The point here is that you don’t need to worry about inflation — at least when it comes to your Social Security income. The system is designed so that, if goods and services eventually cost twice as much as they do today, you’ll receive double the Social Security.
How to file for Social Security
The easiest way to apply for Social Security benefits is online at ssa.gov. The application takes about 15 minutes, according to the SSA, and there are no additional forms to sign, and usually are no additional documentation requirements.
If you don’t want to apply online, you do have other options. You can apply by phone from 7 AM to 7 PM, Monday through Friday, or in person at your local Social Security office. If you choose to apply in person, the SSA advises that you should make an appointment. You can look up the SS office closest to you here.
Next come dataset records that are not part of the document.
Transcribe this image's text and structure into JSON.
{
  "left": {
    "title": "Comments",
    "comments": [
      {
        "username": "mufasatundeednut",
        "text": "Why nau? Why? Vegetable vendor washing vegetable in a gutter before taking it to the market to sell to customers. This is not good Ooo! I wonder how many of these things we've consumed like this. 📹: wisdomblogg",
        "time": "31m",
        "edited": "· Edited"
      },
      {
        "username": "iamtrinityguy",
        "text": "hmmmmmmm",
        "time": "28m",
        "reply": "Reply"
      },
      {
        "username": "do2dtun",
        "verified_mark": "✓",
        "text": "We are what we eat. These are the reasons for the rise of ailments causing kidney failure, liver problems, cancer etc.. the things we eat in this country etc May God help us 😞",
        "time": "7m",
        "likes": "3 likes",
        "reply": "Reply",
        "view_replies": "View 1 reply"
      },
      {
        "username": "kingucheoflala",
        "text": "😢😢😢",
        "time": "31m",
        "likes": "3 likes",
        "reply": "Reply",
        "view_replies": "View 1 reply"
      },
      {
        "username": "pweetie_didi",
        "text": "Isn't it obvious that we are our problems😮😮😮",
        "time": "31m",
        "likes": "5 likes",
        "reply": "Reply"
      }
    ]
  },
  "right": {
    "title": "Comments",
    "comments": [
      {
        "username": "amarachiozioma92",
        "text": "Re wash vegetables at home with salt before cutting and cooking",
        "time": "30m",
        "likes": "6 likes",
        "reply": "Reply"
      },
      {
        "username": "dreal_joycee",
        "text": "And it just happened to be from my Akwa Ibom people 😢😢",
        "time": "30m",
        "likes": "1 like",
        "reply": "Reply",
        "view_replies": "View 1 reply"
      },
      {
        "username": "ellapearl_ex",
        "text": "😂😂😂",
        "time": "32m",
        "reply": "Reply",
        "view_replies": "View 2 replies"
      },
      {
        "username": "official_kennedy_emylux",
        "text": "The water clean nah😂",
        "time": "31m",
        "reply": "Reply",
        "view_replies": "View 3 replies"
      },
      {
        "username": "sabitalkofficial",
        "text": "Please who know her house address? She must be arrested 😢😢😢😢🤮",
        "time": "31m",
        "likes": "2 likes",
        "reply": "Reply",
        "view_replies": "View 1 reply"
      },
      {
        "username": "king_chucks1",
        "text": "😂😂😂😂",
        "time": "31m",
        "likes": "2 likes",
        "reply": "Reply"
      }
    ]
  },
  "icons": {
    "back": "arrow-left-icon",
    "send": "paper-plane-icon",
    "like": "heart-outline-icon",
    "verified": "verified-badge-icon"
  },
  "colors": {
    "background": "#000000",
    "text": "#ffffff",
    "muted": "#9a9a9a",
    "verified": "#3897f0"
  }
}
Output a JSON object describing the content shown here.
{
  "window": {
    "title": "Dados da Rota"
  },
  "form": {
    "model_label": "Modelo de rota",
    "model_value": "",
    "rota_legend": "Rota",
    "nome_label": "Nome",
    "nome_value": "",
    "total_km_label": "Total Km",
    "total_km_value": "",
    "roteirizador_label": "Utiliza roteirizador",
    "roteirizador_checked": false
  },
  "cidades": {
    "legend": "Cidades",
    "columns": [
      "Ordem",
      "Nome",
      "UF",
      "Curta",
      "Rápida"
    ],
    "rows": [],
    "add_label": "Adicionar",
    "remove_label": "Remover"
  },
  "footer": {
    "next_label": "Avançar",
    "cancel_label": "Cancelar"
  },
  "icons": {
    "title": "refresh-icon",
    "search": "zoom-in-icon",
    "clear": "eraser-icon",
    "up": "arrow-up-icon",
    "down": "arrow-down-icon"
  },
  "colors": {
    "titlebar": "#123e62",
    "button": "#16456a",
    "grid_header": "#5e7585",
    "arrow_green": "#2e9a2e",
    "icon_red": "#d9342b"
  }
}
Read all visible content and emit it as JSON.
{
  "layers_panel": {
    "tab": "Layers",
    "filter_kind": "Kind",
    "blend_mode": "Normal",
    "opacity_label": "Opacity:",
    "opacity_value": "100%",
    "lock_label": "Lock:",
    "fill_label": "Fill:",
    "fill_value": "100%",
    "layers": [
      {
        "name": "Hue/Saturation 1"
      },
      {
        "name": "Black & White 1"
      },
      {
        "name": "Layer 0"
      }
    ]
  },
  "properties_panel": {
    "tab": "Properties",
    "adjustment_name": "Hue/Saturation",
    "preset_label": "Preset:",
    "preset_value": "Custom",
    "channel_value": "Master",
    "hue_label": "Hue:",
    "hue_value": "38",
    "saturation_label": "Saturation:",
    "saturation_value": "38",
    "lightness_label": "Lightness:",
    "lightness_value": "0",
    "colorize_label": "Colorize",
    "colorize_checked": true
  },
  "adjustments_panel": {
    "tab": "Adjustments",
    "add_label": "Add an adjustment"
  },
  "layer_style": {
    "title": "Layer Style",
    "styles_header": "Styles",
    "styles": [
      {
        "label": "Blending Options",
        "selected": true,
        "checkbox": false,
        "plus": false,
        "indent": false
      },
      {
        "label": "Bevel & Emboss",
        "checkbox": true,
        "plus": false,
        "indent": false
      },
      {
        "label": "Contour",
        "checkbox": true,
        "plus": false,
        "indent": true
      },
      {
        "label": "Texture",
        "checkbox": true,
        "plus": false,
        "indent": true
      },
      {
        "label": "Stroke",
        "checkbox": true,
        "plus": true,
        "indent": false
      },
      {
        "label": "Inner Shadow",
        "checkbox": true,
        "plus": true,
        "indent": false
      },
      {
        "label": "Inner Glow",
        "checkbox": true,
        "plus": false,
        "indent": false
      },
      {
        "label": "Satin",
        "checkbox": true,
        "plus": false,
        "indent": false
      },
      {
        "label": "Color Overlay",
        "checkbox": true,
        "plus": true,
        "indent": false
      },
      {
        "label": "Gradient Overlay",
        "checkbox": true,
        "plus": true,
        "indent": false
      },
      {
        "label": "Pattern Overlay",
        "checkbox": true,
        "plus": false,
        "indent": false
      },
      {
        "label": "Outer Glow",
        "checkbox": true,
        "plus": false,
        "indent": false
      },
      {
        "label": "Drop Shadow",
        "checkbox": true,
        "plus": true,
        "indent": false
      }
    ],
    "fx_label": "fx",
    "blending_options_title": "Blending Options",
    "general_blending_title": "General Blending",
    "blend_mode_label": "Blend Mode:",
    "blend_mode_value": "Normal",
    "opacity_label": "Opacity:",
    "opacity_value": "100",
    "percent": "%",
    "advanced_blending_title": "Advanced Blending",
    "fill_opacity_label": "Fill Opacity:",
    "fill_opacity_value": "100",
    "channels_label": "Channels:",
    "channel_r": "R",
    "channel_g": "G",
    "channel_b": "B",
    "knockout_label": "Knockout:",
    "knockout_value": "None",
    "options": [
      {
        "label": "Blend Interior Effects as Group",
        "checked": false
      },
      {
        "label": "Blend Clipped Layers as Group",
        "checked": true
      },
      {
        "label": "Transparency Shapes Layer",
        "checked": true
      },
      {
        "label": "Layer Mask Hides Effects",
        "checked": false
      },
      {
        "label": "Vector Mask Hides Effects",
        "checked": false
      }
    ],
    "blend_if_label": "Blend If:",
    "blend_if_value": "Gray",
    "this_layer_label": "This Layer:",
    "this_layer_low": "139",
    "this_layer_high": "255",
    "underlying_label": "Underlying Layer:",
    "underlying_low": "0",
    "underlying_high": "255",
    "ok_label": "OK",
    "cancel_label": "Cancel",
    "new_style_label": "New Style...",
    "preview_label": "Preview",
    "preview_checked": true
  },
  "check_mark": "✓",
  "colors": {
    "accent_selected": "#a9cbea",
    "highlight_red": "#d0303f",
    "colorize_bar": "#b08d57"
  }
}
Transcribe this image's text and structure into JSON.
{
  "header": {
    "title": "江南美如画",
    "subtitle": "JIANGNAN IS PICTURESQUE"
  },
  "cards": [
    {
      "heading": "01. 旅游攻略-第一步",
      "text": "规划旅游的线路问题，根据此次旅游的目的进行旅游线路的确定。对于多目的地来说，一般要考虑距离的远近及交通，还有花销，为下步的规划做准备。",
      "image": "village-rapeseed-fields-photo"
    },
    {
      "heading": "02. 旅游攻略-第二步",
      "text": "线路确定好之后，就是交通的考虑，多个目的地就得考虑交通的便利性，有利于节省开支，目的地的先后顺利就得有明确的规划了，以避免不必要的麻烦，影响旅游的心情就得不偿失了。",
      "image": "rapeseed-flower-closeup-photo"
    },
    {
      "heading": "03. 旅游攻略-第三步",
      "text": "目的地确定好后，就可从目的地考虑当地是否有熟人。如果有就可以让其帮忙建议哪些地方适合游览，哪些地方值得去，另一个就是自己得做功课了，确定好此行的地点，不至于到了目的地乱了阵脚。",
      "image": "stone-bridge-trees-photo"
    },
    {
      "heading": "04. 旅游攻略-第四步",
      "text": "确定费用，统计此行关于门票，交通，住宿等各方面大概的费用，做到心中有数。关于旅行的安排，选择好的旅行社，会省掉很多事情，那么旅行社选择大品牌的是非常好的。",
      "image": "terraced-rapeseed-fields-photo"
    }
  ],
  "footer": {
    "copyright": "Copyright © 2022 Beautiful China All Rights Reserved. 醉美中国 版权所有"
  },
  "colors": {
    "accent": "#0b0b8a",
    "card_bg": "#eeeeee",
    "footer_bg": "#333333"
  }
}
Spousal, disability, and survivors’ benefits
There’s more to Social Security than retirement benefits. In fact, there are three other types of Social Security benefits to be aware of:
Spousal benefits: If you and your spouse both file for Social Security at full retirement age, each spouse is guaranteed a minimum of half of the other’s benefit. For example, if a retiree is entitled to a monthly benefit of $2,000, their spouse will receive at least $1,000, even if his or her own benefit amount would be much less according to their work record.
Survivors’ benefits: If a worker dies, his widow, children, and other dependents could be eligible for benefits. Survivors benefits are an entire topic by themselves, so here’s a full discussion of this feature of Social Security.
Disability benefits: If you become disabled and can no longer work, your Social Security record could entitle you to benefits. You can find your theoretical disability benefit amount on your Social Security statement, as you can see in the example above.
Can you work and collect Social Security at the same time in 2016?
Sort of. There are three different categories of Social Security recipients, and there is a different “earnings test” that applies to each.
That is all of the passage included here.